J’ai déambulé et jeté un oeil aux gens et à mon ombre qui parfois s’étirait comme un Giacometti. À une terrasse j’ai commandé un demi, eu droit en plus à une coupelle de chips, toutes les tables étaient occupées et tout le monde parlait fort en profitant du soleil, j’ai savouré tout ça un moment, ça faisait du bien. Je ne regardais rien en particulier et j’écoutais sans y faire attention des bouts de conversations et peut-être que ça me donnait l’air d’un type en train de réfléchir à des choses importantes mais c’était tout le contraire, j’étais vide de toute pensée, de toute phrase même, il ne me restait plus qu’une poignée de mots, « tiroir », « valise », qui me rendaient triste, j’essayais de les éviter, et mes émotions étaient réduites à rien, des petits bouts de peau se détachant tout seuls.
Quand je suis revenu à l’appart il faisait nuit, j’étais bourré et elle n’était plus là, la valise non plus. Le tiroir était refermé avec sans doute le cendrier dedans. Au lieu d’aller vérifier je suis descendu à l’épicerie m’acheter une bouteille de vodka et une brique de jus d’orange. C’est à mon retour que j’ai vu la lettre. Elle était posée sur la table, trois feuilles couvertes de son écriture, je l’ai froissée sans lalire et jetée à la poubelle.
Killing Hanouna est une fantaisie méchante et gore initialement parue dans Violences numéro 4 (là non plus, pas certain du numéro, Alzheimer me guette) et qui a eu son petit succès sur les réseaux sociaux et sur scène. Pour une fois que je fais marrer les gens, je vais pas bouder mon plaisir.
Les samedis suivants, de neuf heures à midi, si vous m’aviez cherché, vous m’auriez trouvé dans ma bagnole, garé en face du cabinet, l’air de rien, en train de lire le journal. Il ne m’a pas fallu guetter six mois pour apercevoir Hanouna entrer dans le cabinet avec sous le bras une caisse de transport pour chat. C’était mon troisième samedi dans la bagnole, j’avais potassé ses horaires, je pouvais pas me tromper. Il était sans son garde du corps, le fameux tocard dont tous les journaux se demandent s’il est armé ou pas – et tant mieux, j’avais pas envie de vérifier. Un quart d’heure plus tard il est ressorti du cabinet, n’avait plus sa caisse sous le bras et moi j’étais garé juste devant l’entrée. Ça m’a même pas pris trente secondes, de me précipiter sur lui, de lui chloroformer la gueule et de l’embarquer, c’était beau et simple comme dans un film, il a pas dû comprendre ce qui lui arrivait.
Lettre d’amour à ma fille est un texte violent et mélancolique initialement paru dans Violences numéro 1 (ah, celui-là j’en suis sûr, ouf !) et qui se situe dans la lignée de mes récits durs et tristes.

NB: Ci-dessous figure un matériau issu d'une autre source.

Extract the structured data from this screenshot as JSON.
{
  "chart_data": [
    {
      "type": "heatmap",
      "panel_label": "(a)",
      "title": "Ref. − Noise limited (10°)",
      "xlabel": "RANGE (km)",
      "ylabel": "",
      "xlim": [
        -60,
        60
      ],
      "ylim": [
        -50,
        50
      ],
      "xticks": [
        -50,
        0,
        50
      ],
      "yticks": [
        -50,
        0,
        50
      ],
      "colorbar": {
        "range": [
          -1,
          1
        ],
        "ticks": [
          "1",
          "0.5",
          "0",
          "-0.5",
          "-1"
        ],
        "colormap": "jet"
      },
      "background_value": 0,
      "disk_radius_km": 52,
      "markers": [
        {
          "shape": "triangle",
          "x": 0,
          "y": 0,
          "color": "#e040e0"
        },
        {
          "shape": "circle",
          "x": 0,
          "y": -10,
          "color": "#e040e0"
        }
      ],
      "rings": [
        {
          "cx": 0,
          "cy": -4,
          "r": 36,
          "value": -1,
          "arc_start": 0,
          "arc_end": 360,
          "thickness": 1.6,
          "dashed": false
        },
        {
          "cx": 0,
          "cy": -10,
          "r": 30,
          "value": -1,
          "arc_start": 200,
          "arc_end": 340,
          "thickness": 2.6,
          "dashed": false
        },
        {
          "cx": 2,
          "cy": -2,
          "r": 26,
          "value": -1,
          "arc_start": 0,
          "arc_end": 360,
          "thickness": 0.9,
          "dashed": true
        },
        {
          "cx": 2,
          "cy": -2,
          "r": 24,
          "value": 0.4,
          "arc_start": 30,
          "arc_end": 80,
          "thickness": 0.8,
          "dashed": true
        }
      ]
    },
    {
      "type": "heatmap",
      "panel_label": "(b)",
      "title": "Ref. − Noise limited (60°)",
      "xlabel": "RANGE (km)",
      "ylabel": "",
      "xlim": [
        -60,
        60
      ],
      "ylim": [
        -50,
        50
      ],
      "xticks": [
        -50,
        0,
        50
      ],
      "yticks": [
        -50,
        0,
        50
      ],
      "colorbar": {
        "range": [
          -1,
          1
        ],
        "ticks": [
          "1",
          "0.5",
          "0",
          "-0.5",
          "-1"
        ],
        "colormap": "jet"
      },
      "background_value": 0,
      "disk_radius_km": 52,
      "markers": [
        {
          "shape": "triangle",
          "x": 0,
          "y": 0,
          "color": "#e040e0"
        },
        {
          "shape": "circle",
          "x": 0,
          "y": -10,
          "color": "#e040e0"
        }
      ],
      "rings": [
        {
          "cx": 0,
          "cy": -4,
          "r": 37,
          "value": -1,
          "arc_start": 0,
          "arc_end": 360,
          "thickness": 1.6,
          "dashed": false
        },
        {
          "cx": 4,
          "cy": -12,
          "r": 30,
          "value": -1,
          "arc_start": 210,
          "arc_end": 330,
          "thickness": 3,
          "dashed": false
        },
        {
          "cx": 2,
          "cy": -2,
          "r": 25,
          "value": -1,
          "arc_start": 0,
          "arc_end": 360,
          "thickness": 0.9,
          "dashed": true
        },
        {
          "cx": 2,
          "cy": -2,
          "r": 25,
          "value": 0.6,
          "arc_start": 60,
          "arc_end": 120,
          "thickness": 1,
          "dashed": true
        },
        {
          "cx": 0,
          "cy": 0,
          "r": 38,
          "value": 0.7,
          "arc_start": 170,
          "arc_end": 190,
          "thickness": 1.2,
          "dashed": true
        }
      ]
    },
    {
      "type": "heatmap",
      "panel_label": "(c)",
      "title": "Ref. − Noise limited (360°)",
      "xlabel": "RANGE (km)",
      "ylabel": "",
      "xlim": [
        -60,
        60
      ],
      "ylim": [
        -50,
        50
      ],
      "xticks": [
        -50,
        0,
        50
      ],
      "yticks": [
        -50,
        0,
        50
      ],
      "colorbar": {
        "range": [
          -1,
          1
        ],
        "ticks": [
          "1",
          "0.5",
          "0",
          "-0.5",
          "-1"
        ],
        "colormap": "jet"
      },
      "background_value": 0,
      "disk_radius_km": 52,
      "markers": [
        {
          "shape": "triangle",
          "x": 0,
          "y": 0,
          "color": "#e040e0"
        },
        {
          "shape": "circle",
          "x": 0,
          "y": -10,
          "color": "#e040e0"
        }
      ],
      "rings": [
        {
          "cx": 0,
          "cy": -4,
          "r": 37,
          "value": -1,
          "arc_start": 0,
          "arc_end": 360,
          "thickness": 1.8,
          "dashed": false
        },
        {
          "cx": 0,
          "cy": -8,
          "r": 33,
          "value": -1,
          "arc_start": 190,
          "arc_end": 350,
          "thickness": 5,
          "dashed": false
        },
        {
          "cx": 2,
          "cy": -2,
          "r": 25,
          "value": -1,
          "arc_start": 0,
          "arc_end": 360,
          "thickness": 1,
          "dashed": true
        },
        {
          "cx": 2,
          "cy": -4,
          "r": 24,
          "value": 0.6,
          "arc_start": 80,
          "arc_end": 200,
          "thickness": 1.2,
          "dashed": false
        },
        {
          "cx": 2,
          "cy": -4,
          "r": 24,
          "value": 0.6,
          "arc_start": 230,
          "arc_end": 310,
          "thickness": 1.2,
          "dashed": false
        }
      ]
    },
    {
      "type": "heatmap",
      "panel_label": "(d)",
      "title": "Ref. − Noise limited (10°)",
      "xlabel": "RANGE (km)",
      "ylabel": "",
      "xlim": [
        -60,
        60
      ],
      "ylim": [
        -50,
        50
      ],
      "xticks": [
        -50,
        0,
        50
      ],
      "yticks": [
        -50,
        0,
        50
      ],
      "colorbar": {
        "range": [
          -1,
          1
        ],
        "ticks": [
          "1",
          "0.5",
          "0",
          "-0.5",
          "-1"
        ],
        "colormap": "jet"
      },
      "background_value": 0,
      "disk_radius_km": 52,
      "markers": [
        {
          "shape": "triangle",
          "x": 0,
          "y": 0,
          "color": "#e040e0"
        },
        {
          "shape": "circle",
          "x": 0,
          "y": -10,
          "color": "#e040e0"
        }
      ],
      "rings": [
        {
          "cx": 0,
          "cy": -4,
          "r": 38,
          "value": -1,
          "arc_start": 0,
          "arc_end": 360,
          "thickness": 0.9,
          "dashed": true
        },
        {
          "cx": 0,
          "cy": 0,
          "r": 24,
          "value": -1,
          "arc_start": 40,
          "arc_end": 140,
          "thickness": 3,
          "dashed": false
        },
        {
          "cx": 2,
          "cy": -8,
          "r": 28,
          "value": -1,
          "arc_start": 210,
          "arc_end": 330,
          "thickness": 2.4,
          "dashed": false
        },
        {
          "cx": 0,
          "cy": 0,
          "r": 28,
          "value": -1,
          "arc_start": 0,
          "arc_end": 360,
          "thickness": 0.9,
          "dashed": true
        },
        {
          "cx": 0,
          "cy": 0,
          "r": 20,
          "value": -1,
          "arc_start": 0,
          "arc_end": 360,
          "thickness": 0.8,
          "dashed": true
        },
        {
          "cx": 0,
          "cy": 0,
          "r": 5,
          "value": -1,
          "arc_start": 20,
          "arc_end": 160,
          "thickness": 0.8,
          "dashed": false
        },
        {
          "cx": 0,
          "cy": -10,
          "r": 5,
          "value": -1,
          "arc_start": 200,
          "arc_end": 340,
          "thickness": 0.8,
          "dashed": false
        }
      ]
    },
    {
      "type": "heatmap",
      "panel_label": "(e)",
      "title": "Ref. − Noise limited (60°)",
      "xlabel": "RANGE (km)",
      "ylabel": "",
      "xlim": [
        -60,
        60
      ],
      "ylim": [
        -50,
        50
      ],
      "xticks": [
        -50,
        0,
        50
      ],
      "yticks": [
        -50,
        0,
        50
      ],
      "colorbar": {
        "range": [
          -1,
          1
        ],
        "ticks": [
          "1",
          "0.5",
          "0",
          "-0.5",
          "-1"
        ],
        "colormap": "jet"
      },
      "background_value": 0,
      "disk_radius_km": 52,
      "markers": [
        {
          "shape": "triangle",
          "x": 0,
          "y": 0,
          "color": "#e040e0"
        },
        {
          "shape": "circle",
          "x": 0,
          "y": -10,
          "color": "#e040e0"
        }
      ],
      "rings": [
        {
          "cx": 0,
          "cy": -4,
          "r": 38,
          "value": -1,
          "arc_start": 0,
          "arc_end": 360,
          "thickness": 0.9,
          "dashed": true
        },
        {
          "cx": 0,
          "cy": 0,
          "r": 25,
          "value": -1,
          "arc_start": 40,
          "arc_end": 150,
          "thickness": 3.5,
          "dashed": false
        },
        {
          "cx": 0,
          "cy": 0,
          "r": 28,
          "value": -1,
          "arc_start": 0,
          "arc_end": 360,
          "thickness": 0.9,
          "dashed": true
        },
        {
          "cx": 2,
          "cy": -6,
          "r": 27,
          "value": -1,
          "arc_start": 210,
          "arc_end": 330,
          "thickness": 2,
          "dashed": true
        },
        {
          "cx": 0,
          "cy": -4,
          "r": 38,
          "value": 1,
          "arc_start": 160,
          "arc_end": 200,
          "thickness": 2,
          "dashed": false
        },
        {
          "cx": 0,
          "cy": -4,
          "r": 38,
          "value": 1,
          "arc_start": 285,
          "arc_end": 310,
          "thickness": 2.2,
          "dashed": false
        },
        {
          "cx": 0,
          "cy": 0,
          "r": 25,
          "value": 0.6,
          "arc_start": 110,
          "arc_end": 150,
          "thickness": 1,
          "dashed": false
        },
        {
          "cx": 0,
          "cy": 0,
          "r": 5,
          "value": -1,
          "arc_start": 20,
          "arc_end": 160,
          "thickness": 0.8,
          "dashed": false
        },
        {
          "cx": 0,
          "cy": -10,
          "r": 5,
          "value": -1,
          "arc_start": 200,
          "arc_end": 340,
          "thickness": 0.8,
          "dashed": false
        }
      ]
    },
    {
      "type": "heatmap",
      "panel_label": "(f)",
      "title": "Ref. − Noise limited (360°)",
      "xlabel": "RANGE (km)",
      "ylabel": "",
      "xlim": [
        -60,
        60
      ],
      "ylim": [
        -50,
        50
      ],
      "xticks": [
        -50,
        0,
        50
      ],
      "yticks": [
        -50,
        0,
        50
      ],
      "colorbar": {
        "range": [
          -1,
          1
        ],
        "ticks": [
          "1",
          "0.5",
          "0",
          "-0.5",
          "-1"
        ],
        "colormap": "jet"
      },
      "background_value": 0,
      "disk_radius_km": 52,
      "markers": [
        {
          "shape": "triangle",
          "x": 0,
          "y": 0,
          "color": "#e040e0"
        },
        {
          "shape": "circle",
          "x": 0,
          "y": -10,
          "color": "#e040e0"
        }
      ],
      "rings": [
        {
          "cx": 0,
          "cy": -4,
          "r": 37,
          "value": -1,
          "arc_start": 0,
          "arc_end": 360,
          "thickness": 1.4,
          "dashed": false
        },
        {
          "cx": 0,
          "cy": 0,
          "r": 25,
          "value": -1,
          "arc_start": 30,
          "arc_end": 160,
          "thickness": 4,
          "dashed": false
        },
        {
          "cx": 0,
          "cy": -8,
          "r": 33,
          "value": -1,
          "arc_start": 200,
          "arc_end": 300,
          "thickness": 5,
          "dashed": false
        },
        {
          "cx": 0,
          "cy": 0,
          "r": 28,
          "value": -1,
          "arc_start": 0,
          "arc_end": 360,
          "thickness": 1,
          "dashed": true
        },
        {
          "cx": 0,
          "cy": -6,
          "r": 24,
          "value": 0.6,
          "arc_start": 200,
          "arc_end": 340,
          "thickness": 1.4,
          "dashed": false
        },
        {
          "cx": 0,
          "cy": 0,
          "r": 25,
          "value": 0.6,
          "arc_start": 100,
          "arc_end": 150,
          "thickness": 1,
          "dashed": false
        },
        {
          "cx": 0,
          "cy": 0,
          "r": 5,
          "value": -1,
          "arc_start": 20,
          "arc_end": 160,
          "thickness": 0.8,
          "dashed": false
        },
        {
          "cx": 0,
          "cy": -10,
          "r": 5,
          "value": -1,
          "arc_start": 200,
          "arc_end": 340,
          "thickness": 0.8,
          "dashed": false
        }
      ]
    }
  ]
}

Tu connais mal ma vie, tu connais mal la vie en général. À huit ans tu es trop petite pour avoir une idée du cauchemar permanent qu’elle représente pour moi, mais dans cette existence affreuse qui me dévore vivant, comme plongé depuis l’âge adulte dans une piscine peuplée de piranhas à l’infinie patience, tu es mon seul moment de paix, mon unique bonheur.
En général je reste ainsi un quart d’heure, je ne pense à rien et c’est merveilleux, comme si tu me donnais de l’énergie, comme si auprès de toi je me rechargeais.
Ensuite je vais dans ma chambre à moi où généralement ta mère dort déjà, sinon c’est qu’elle regarde la télé et alors il faut que nous parlions un petit moment. Elle me raconte sa journée. Elles défilent toutes à l’identique, entièrement construites d’une routine solide comme du béton, indestructible, pourtant ta mère a toujours de quoi dire, jour après jour, année après année, anecdote amusante, détail, motif minuscule de joie ou d’agacement. Moi je ne raconte rien, pour quoi faire ? À quoi ça sert ?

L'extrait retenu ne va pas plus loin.